Der tote Winkel

Gefahren durch den toten Winkel

[29.04.2016] Ratgeber | gl

Der tote Winkel trägt seinen Namen nicht ohne Grund: EU-weit kostet die gefürchtete Einschränkung des Sichtfeldes jedes Jahr rund 400 Menschen das Leben. Daher warnen Verkehrssicherheitsexperten regelmäßig vor den Gefahren und weisen auf die richtigen Verhaltensweisen hin.

Der tote Winkel
Besondere Gefahr durch den toten Winkel besteht für Radfahrer, Foto: Deutscher Verkehrssicherheitsrat e.V. / Gerhard Zerbes und DVR

Gefahren durch den toten Winkel

Die Gefahr des toten Winkels besteht darin, dass ein überholendes Fahrzeug kurzfristig aus dem Blickfeld des Fahrers verschwindet. Der nicht einsehbare Bereich existiert sowohl auf der linken wie auf der rechten Fahrzeugseite. Durch einen Spurwechsel oder unaufmerksames Abbiegen kann es schnell zu risikoreichen Situationen kommen, wenn sich ein anderer Verkehrsteilnehmer in diesem Bereich befindet. Besondere Gefahr besteht für Motorradfahrer, Radfahrer oder Fußgänger, deren Verletzungsrisiko im Falle einer Kollision besonders hoch ist. Daher empfehlen Experten, sich z.B. an der Ampel oder Kreuzungen nicht unnötig nicht sichtbaren Bereich aufzuhalten, sondern sich mit dem Zweirad oder als Fußgänger gut sichtbar zu positionieren.

Hilfsmittel gegen den toten Winkel

Zwar sind heutzutage bereits viele Neuwagen mit Assistenzsystemen wie dem Toter-Winkel-Warner ausgestattet, dennoch ist die Zahl derartiger Fahrzeuge noch immer zu gering um von einem flächendeckenden Standard sprechen zu können. Immerhin verfügen zahlreiche Fahrzeuge heute über sogenannte Toter-Winkel-Spiegel, also Seitenspiegel mit asphärischen Gläsern, die den toten Winkel deutlich verkleinern.

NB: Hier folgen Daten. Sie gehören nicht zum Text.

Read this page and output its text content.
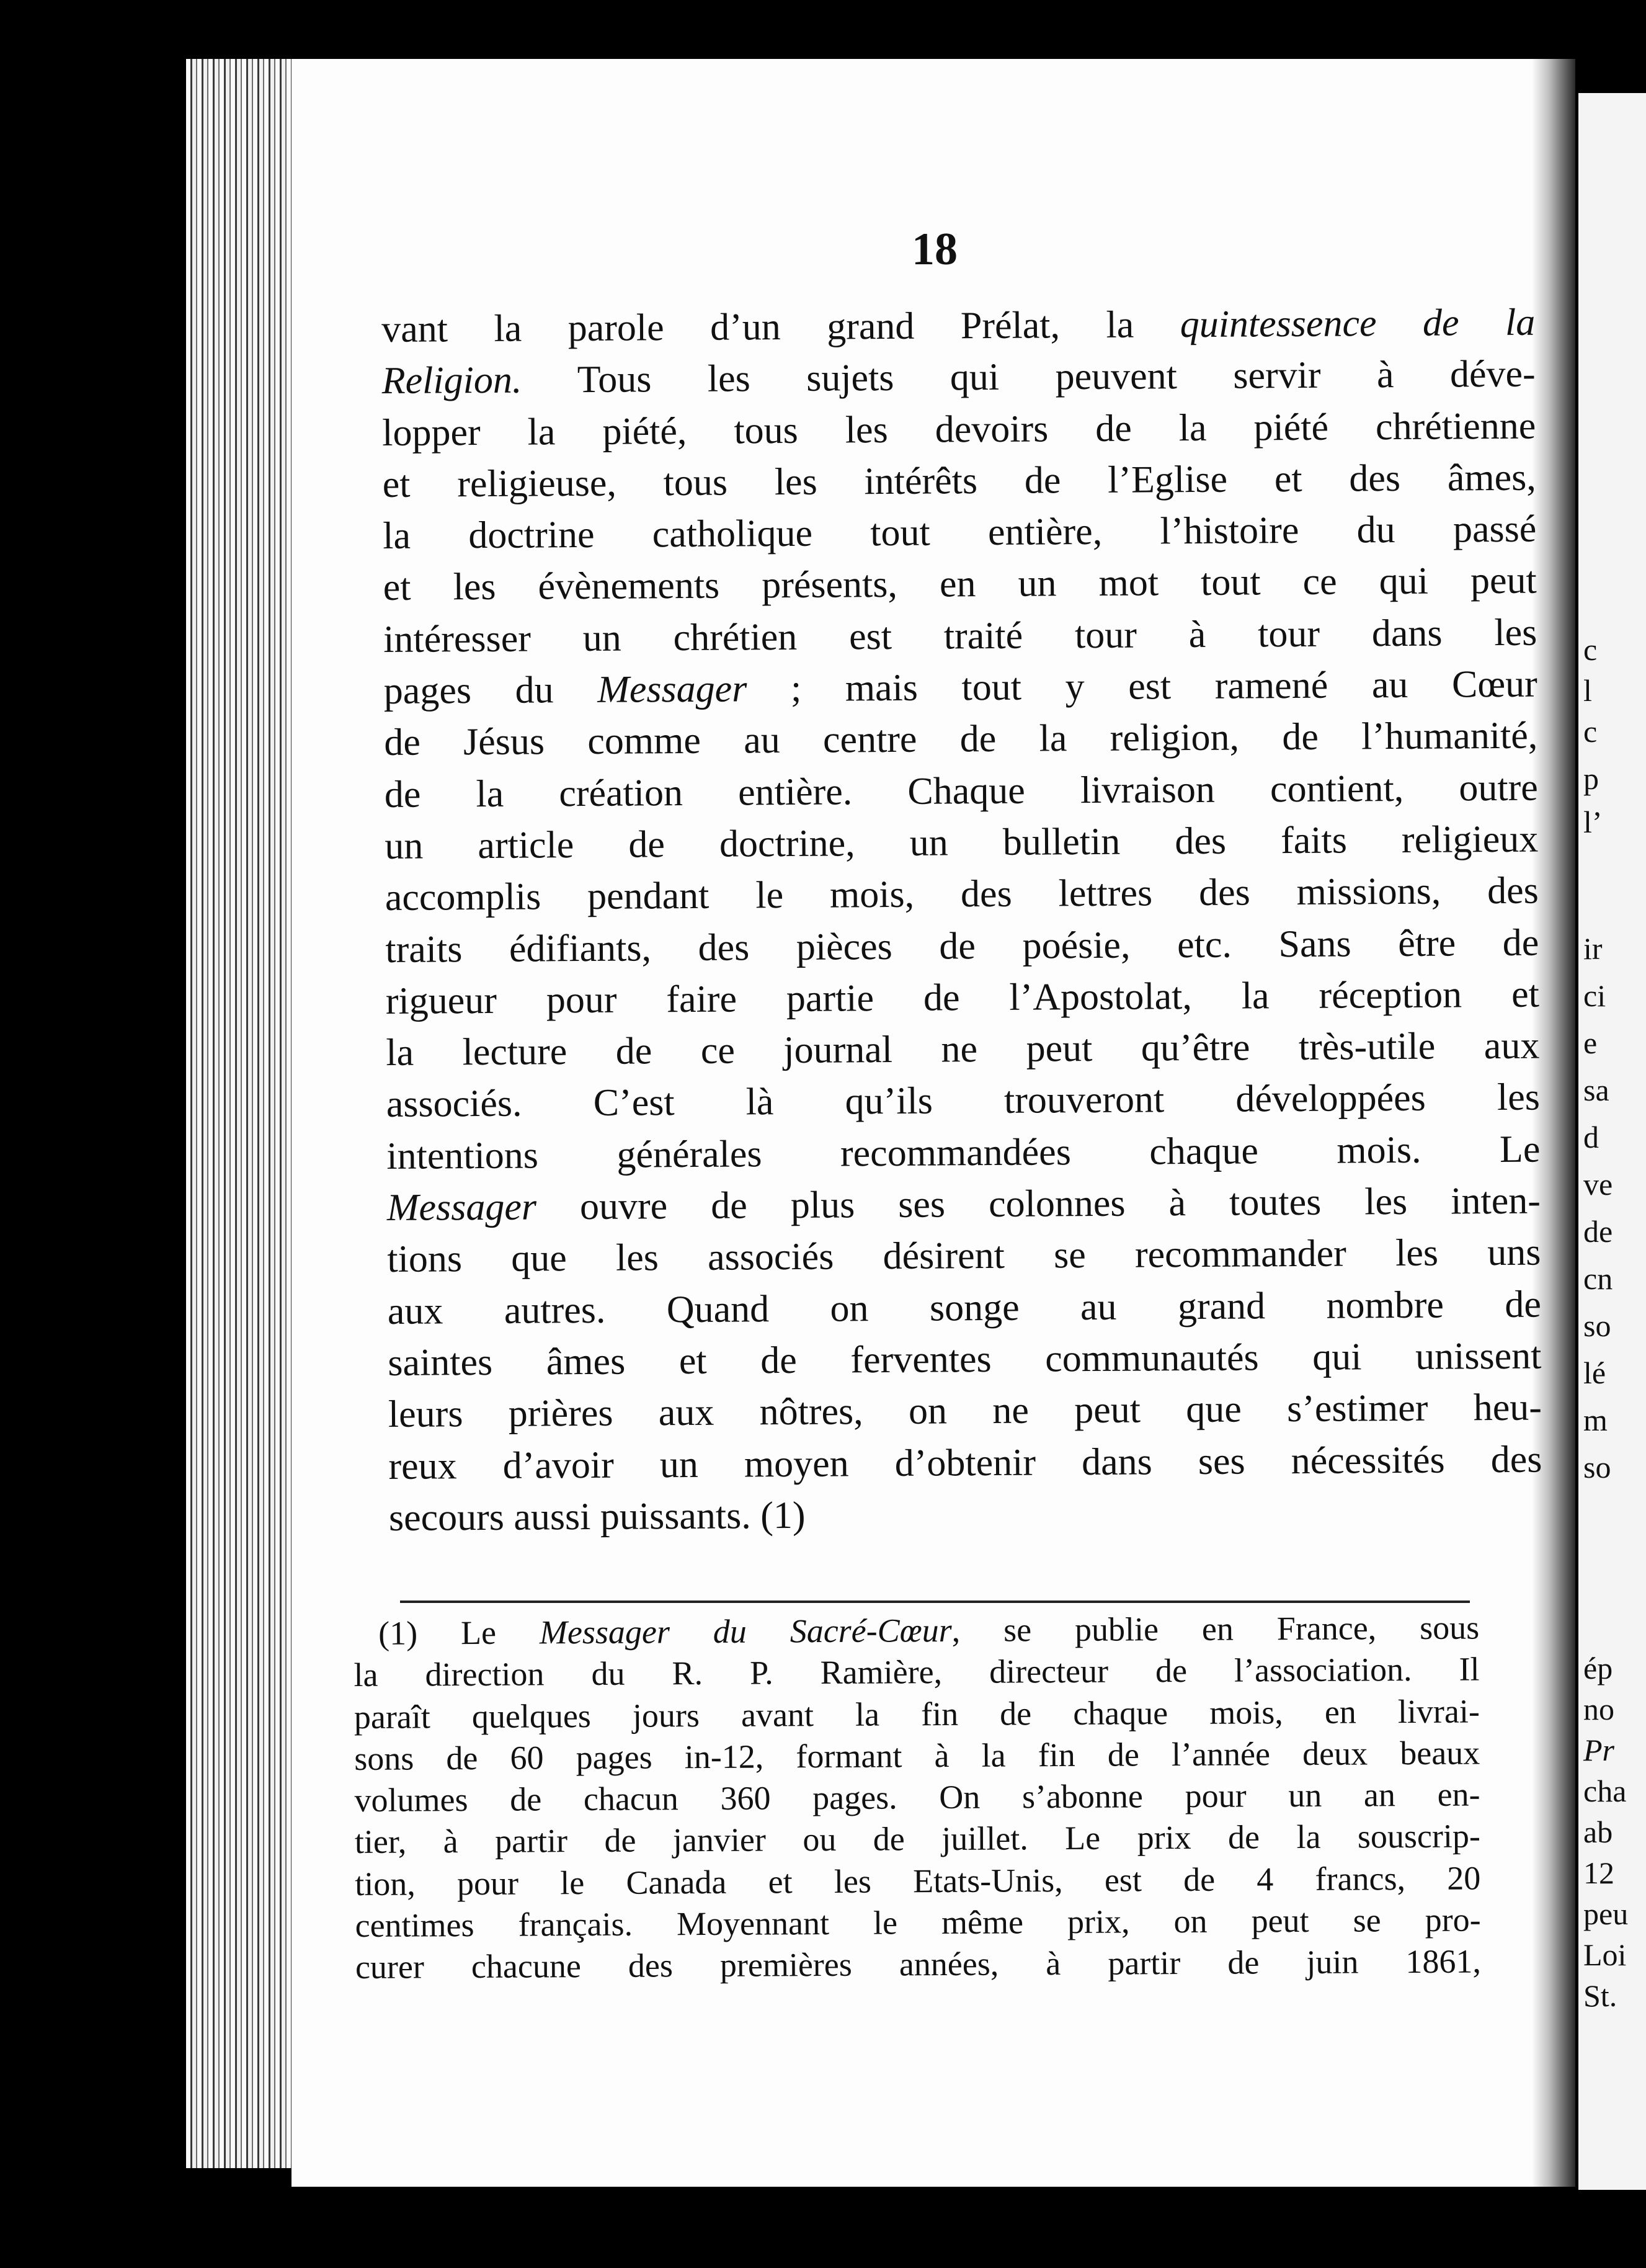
c
l
c
p
l’
ir
ci
e
sa
d
ve
de
cn
so
lé
m
so
ép
no
Pr
cha
ab
12
peu
Loi
St.
18
vant la parole d’un grand Prélat, la quintessence de la
Religion. Tous les sujets qui peuvent servir à déve-
lopper la piété, tous les devoirs de la piété chrétienne
et religieuse, tous les intérêts de l’Eglise et des âmes,
la doctrine catholique tout entière, l’histoire du passé
et les évènements présents, en un mot tout ce qui peut
intéresser un chrétien est traité tour à tour dans les
pages du Messager ; mais tout y est ramené au Cœur
de Jésus comme au centre de la religion, de l’humanité,
de la création entière. Chaque livraison contient, outre
un article de doctrine, un bulletin des faits religieux
accomplis pendant le mois, des lettres des missions, des
traits édifiants, des pièces de poésie, etc. Sans être de
rigueur pour faire partie de l’Apostolat, la réception et
la lecture de ce journal ne peut qu’être très-utile aux
associés. C’est là qu’ils trouveront développées les
intentions générales recommandées chaque mois. Le
Messager ouvre de plus ses colonnes à toutes les inten-
tions que les associés désirent se recommander les uns
aux autres. Quand on songe au grand nombre de
saintes âmes et de ferventes communautés qui unissent
leurs prières aux nôtres, on ne peut que s’estimer heu-
reux d’avoir un moyen d’obtenir dans ses nécessités des
secours aussi puissants. (1)
(1) Le Messager du Sacré-Cœur, se publie en France, sous
la direction du R. P. Ramière, directeur de l’association. Il
paraît quelques jours avant la fin de chaque mois, en livrai-
sons de 60 pages in-12, formant à la fin de l’année deux beaux
volumes de chacun 360 pages. On s’abonne pour un an en-
tier, à partir de janvier ou de juillet. Le prix de la souscrip-
tion, pour le Canada et les Etats-Unis, est de 4 francs, 20
centimes français. Moyennant le même prix, on peut se pro-
curer chacune des premières années, à partir de juin 1861,
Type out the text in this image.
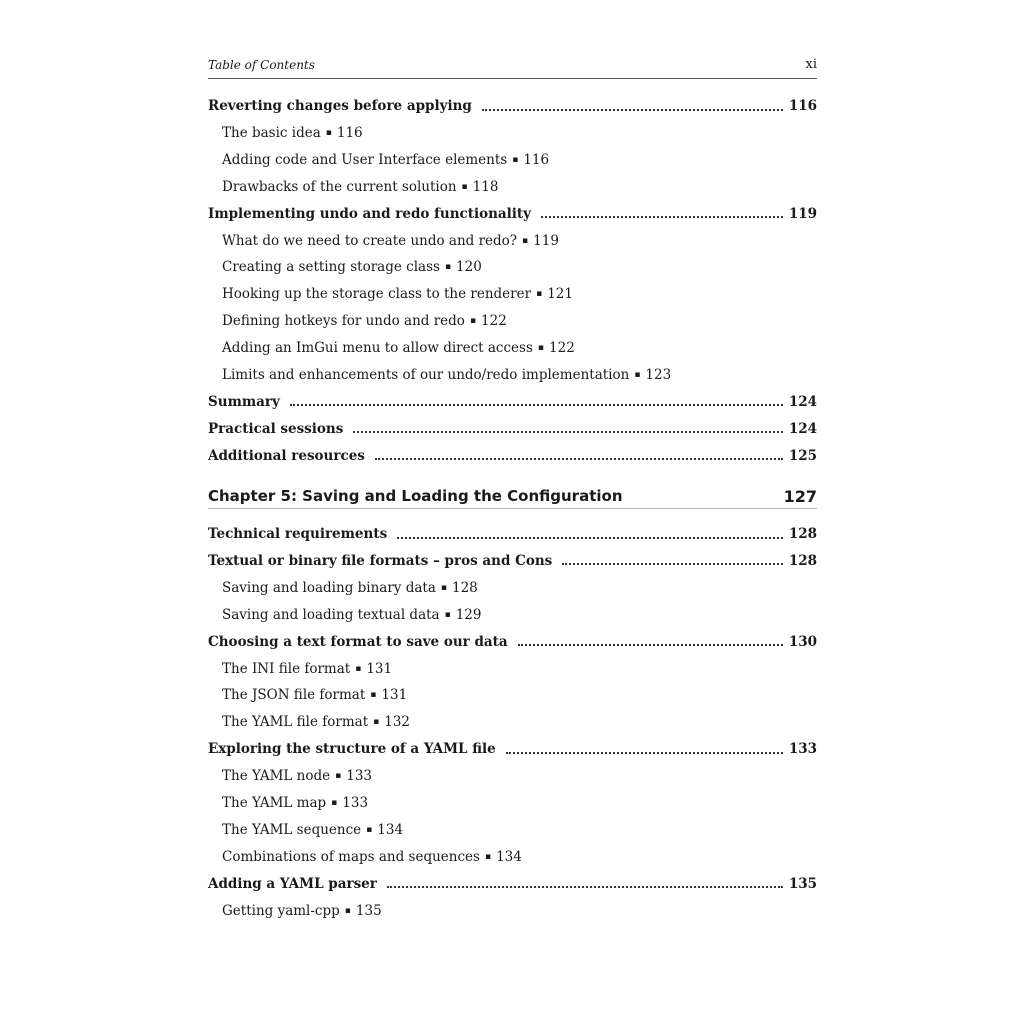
Table of Contents	xi
Reverting changes before applying	116
The basic idea ▪ 116
Adding code and User Interface elements ▪ 116
Drawbacks of the current solution ▪ 118
Implementing undo and redo functionality	119
What do we need to create undo and redo? ▪ 119
Creating a setting storage class ▪ 120
Hooking up the storage class to the renderer ▪ 121
Defining hotkeys for undo and redo ▪ 122
Adding an ImGui menu to allow direct access ▪ 122
Limits and enhancements of our undo/redo implementation ▪ 123
Summary	124
Practical sessions	124
Additional resources	125
Chapter 5: Saving and Loading the Configuration	127
Technical requirements	128
Textual or binary file formats – pros and Cons	128
Saving and loading binary data ▪ 128
Saving and loading textual data ▪ 129
Choosing a text format to save our data	130
The INI file format ▪ 131
The JSON file format ▪ 131
The YAML file format ▪ 132
Exploring the structure of a YAML file	133
The YAML node ▪ 133
The YAML map ▪ 133
The YAML sequence ▪ 134
Combinations of maps and sequences ▪ 134
Adding a YAML parser	135
Getting yaml-cpp ▪ 135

Große Fahrzeuge wie Omnibusse oder LKW verfügen zusätzlich über Nahbereichs- und Weitwinkelspiegel, jedoch sollte man sich nicht ausschließlich auf diese Hilfsmittel verlassen. Denn nicht immer sind diese richtig eingestellt. Zudem kann ein nicht sichtbarer Bereich nicht immer gänzlich ausgeschlossen werden.

So stellen Sie die Rückspiegel optimal ein

Um eine bestmögliche Sicht auf den rückwärtigen Verkehr gewährleisten zu können, muss die Einstellung der Rückspiegel regelmäßig überprüft werden. Die optimale Justierung erreichen Sie, in dem sie von einer aufrechten Sitzposition ausgehen, bei der der Kopf an der Kopfstütze anliegt. Richten Sie nun die Spiegel so aus, dass das eigene Fahrzeug gerade noch am inneren Rand des Spiegelglases zu sehen ist. Der Rückspiegel im Cockpit muss zudem die komplette Heckscheibe zeigen. Auf diese Weise haben sie das umgebende Verkehrsgeschehen am besten im Blick.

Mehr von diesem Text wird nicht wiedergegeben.